The lender, a major Canadian bank that Mr. Pappajohn declined to identify, pulled out Oct. 28, telling the Pappajohns only that "market conditions" weren't good. There was no reference to any doubts about his ability to sell remaining condos and Mr. Pappajohn said their presentation centre had still been getting steady business.

 

He has spent the past two weeks looking for another lender and been unable to find one.

 

While he's still frantically working with his lead lender to fill in the missing major piece, he decided he couldn't keep people working when he might run out of cash with which to pay them.

 

"We made the hardest decision to stop," Mr. Pappajohn said yesterday in an interview at the downtown office of his family's company, Jameson Holdings. "But I had to ask myself, 'Is that fair to keep them working when you don't know if you can pay the bills? What if it doesn't work out and I can't get the financing and I can't pay these people? They have families.' "

 

About 40 people were working on the site, and had just finished digging a 21-metre hole.

 

Mr. Pappajohn now has to decide what to do for the people who bought 105 of the 144 condos.

 

His marketer, Bob Rennie, said he's waiting to hear the results of Mr. Pappajohn's efforts at financing before figuring out what to do for the original purchasers, who had to provide deposits of 15 to 25 per cent of the price.

 

The Jameson House is one of a growing number of condo projects in the Vancouver region that have been hit by a storm of bad economics: high construction costs, an abrupt condo sales slowdown that started in June, and a global financial crisis that has resulted in some lenders collapsing entirely while remaining banks are reluctant to lend.

 

Two projects in Surrey have been halted, while the Olympic athletes village has been making headlines because of its difficulties in getting additional financing for cost overruns.
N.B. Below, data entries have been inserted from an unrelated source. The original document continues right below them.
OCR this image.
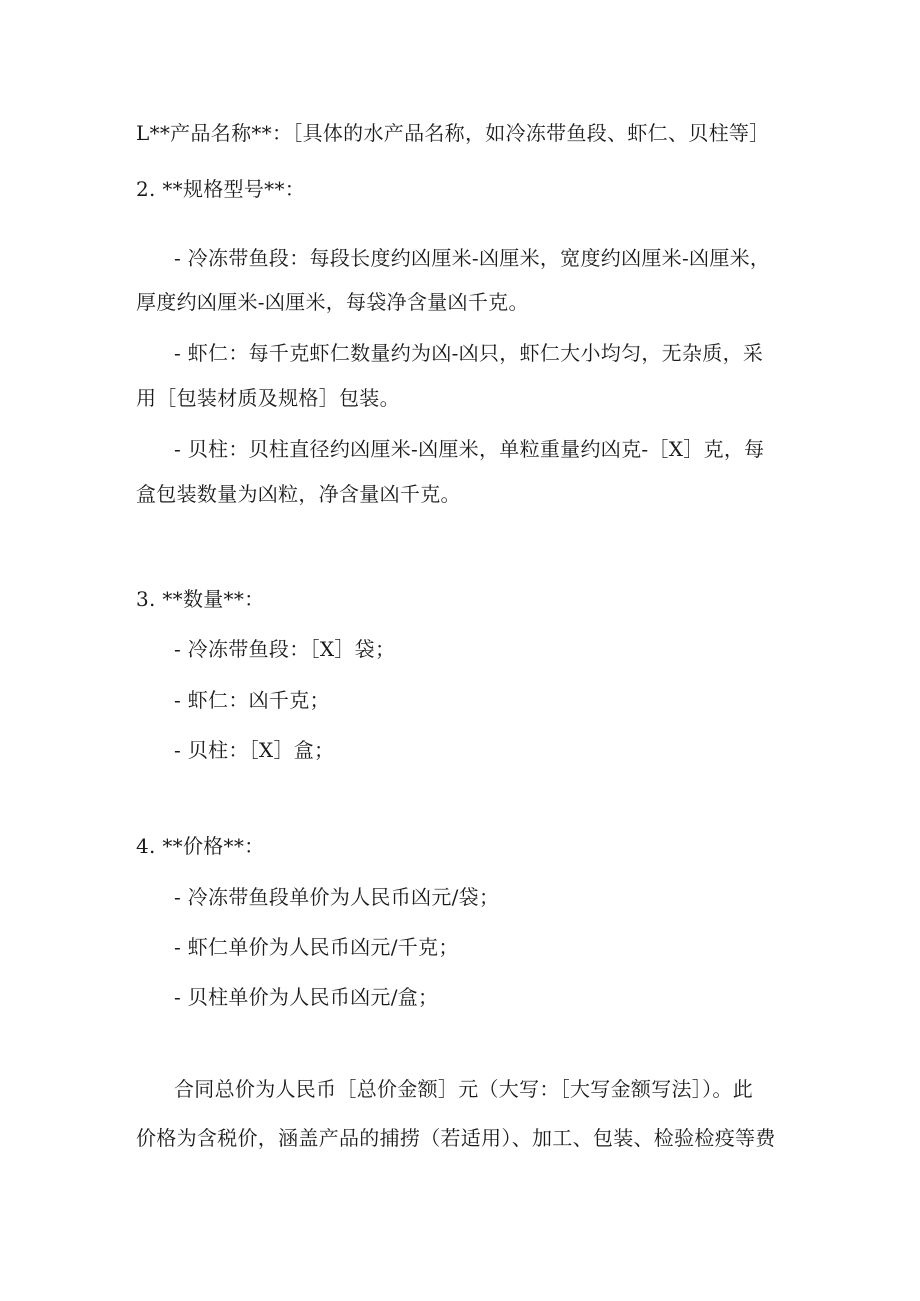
L**产品名称**：［具体的水产品名称，如冷冻带鱼段、虾仁、贝柱等］
2. **规格型号**：
- 冷冻带鱼段：每段长度约凶厘米-凶厘米，宽度约凶厘米-凶厘米，
厚度约凶厘米-凶厘米，每袋净含量凶千克。
- 虾仁：每千克虾仁数量约为凶-凶只，虾仁大小均匀，无杂质，采
用［包装材质及规格］包装。
- 贝柱：贝柱直径约凶厘米-凶厘米，单粒重量约凶克-［X］克，每
盒包装数量为凶粒，净含量凶千克。
3. **数量**：
- 冷冻带鱼段：［X］袋；
- 虾仁：凶千克；
- 贝柱：［X］盒；
4. **价格**：
- 冷冻带鱼段单价为人民币凶元/袋；
- 虾仁单价为人民币凶元/千克；
- 贝柱单价为人民币凶元/盒；
合同总价为人民币［总价金额］元（大写：［大写金额写法］）。此
价格为含税价，涵盖产品的捕捞（若适用）、加工、包装、检验检疫等费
And major developers like Concord Pacific, Westbank, ParkLane and others say that they are simply putting projects on hold until the market steadies.

 

"It's not a project failure," Mr. Pappajohn said about his situation. "It's a market failure."

 

Analysts say it could be months before the condo market becomes stable.

 

That's a long time for a developer to hold expensive land and outstanding construction loans from a project halfway done.

 

Mr. Pappajohn said he'd like to find a solution sooner than that.

 

"Would I sell the project? In a heartbeat. I need to do what's prudent for everybody. If I could pay everybody's bills and be back to where I was five years ago, I'd have the world's most expensive MBA and be happy."

 

In the meantime, "I'm out there. I'm looking for an angel. I'm looking for help to finish a beautiful project."